Адмирал зачитал лаконичную депешу, состоящую из перечня названий проливов и бухт, используемых англичанами в качестве временных баз для кораблей военно-морского флота.

Тотчас же в районы заливов Лосх-Эвве, Фёрт-оф-форт, Фёрт-оф-Кленд и других, перечисленных в депеше была отправлена разведывательная авиация для проверки данных абвера. Начальник главного имперского управления безопасности все еще не терял надежды уличить абвер. Гейдрих не верил, что Канарису удалось так быстро получить исчерпывающие сведения, о которых он докладывал фюреру.

На сей раз англичане встретили немецкие самолеты должным образом. Немногие уцелевшие экипажи доставили фотопленки, подтверждавшие большую часть абверовской информации.
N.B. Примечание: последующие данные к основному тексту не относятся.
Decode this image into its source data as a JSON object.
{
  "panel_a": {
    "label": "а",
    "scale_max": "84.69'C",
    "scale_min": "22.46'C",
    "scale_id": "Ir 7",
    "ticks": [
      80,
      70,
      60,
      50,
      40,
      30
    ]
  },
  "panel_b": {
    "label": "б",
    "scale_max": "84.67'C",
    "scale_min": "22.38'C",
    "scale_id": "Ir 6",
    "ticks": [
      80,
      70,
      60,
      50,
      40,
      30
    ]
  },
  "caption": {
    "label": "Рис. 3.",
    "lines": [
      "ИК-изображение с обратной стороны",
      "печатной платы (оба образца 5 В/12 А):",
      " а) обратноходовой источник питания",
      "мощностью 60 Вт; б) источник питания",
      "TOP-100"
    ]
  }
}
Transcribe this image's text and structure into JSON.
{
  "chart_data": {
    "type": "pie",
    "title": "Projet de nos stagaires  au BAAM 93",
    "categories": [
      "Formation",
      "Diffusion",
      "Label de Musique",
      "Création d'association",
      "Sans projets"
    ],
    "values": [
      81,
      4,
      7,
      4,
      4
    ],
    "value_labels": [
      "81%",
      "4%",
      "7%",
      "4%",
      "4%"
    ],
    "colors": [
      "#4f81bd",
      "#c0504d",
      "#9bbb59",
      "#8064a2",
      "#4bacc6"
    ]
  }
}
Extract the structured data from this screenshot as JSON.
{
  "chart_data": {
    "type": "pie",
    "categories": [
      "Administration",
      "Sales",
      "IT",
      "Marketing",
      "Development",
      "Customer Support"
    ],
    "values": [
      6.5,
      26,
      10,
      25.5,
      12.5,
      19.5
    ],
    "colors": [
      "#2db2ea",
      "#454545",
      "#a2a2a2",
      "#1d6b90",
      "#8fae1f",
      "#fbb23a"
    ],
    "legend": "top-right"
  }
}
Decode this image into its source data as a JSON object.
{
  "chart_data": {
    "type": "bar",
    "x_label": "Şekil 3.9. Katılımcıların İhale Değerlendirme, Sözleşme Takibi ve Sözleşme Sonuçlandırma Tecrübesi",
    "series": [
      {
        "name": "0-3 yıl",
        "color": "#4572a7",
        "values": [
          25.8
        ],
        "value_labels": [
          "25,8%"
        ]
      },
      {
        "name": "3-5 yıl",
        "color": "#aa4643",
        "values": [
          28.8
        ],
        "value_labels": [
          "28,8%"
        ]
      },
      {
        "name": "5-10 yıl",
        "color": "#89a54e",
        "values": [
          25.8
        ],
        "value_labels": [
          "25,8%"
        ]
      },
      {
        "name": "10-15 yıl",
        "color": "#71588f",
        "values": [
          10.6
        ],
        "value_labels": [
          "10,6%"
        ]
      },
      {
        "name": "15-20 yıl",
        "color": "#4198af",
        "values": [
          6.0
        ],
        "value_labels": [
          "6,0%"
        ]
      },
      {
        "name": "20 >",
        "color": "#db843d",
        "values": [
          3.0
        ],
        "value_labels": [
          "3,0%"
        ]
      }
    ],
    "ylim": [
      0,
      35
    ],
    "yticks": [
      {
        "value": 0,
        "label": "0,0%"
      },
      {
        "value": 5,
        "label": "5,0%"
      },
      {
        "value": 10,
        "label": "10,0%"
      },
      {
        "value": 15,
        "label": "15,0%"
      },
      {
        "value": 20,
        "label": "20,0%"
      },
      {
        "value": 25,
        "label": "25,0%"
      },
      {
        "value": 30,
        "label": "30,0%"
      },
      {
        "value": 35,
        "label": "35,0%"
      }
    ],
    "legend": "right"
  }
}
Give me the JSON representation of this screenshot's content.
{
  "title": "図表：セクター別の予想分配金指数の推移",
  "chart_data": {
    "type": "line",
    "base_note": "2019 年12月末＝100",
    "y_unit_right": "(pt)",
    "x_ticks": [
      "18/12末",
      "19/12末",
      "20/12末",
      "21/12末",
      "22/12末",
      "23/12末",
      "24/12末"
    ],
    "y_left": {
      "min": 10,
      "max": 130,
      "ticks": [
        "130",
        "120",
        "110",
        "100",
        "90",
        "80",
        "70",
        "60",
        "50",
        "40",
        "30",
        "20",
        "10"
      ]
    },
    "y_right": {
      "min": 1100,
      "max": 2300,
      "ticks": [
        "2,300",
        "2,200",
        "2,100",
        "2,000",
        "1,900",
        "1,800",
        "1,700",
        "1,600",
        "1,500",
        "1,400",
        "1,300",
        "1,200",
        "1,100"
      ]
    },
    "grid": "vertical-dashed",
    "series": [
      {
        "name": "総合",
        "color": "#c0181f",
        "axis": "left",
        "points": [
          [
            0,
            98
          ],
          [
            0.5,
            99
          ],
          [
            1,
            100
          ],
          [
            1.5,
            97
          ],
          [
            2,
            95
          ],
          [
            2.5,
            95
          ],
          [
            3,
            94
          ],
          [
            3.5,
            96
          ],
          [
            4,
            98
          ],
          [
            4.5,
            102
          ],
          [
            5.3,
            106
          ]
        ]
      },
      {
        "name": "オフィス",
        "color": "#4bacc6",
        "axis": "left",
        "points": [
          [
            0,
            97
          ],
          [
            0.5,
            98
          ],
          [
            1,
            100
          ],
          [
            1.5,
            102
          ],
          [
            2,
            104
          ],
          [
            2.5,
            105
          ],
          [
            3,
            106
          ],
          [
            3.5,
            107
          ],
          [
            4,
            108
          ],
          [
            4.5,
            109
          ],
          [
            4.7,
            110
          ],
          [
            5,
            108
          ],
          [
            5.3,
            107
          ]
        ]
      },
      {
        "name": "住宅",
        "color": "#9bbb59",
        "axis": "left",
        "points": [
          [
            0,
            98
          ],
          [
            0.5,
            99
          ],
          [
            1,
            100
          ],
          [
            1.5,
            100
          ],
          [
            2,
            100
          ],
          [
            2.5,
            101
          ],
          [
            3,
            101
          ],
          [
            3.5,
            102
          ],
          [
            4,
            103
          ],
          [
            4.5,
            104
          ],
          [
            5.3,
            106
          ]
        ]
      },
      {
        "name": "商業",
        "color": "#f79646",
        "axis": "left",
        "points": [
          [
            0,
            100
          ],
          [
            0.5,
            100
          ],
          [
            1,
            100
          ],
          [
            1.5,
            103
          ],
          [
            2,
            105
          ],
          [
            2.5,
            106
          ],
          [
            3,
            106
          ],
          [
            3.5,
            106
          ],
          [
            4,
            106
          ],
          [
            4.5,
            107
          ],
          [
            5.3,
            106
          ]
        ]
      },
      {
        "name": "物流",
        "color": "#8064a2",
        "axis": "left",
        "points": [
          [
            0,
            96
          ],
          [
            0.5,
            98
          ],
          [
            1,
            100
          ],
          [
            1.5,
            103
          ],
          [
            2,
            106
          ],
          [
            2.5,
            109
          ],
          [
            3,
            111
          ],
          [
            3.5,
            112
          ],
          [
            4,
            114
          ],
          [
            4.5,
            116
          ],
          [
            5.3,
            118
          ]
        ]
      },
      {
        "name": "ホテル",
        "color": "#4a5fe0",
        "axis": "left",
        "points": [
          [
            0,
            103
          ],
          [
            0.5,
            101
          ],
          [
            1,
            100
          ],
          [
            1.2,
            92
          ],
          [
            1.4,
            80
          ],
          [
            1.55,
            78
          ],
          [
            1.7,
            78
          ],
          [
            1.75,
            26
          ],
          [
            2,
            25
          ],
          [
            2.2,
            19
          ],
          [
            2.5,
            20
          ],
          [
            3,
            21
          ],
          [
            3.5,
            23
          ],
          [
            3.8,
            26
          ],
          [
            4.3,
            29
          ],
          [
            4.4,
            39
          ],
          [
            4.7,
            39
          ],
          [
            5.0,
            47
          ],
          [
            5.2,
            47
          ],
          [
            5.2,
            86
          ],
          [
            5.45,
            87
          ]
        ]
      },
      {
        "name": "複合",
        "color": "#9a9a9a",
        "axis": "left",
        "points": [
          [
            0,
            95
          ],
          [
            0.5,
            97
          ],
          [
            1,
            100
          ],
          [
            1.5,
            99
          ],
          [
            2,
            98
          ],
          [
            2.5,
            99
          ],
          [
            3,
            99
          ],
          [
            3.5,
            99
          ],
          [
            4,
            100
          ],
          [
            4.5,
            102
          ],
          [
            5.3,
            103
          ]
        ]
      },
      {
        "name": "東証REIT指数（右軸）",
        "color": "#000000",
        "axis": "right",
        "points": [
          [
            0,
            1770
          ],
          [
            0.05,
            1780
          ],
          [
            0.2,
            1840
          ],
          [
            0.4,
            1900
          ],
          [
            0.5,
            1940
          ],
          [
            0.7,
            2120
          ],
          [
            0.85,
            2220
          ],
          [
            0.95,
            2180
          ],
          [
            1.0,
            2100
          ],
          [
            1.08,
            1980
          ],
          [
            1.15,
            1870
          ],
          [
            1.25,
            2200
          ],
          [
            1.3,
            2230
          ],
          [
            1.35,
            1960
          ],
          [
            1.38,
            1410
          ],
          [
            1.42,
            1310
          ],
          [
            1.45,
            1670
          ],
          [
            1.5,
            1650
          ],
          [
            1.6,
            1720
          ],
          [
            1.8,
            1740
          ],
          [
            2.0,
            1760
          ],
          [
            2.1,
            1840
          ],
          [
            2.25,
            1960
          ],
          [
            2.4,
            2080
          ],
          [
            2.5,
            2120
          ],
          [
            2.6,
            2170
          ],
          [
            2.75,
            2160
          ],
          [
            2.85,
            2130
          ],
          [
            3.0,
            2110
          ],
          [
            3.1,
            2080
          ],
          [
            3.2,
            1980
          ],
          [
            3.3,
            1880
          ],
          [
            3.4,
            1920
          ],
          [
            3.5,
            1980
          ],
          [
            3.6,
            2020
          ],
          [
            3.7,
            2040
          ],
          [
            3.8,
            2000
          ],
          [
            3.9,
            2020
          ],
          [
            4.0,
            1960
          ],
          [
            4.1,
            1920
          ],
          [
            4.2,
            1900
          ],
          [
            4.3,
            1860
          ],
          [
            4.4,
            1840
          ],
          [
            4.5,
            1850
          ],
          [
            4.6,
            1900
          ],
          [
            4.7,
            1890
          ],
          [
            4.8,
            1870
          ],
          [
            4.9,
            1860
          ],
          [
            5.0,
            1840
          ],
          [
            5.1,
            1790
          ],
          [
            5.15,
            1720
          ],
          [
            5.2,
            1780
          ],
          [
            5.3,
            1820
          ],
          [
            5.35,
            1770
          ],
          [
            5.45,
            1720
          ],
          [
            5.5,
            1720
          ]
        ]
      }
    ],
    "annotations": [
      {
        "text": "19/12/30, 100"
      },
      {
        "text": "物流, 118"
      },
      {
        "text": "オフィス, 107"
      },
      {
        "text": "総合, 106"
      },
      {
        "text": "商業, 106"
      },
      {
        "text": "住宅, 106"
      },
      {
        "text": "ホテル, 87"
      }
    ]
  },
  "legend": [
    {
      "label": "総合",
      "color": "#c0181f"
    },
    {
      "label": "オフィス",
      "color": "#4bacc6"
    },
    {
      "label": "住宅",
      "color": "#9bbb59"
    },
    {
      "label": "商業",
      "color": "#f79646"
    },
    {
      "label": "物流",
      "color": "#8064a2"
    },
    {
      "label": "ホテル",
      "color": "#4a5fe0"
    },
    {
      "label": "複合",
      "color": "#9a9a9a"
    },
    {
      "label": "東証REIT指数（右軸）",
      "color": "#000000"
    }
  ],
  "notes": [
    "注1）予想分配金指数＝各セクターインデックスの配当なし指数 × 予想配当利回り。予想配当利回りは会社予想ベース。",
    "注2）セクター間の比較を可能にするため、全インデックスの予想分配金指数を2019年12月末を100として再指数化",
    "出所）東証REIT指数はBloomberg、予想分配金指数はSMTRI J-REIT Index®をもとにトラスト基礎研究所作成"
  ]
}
Вопреки стараниям начальника главного имперского управления безопасности и кое-кого из его сторонников седой и смуглолицый адмирал без флота сумел настолько укрепить свое положение в среде национал-социалистской верхушки, что под словом «абвер» теперь стал подразумеваться Канарис, а под Канарисом — абвер…

Фюрер очень, высоко оценил работу абвера и особенно его главы.

Покидая имперскую канцелярию вместе с рейхсфюрером СС Гиммлером, стройный, лощеный обергруппенфюрер СС Гейдрих задумчиво произнес:

— Кто-то сказал, что ложь наиболее действенна в начале… Сегодня я убедился, что она гораздо эффективнее, если удается в конце!..

— Однако, — после некоторого раздумья ответил Гиммлер, — сегодня еще не конец… Нет, нет. Он впереди!

Гейдрих опустил глаза. На его бледном лице задвигались желваки.

— И это верно! Но я что-то не пойму: либо интуиция меня подводит либо с некоторых пор в божьем раю стали прислуживать черти?!

Гиммлер остановился. Ледяной взгляд его застыл за стеклышками пенсне; прищурив свои маленькие глазки, он после короткой паузы многозначительно ответил:

— Нет, Мой Рейнгардт… Вы, очевидно, хотели сказать, что в аду начали прислуживать святые? Или я вас не так понял?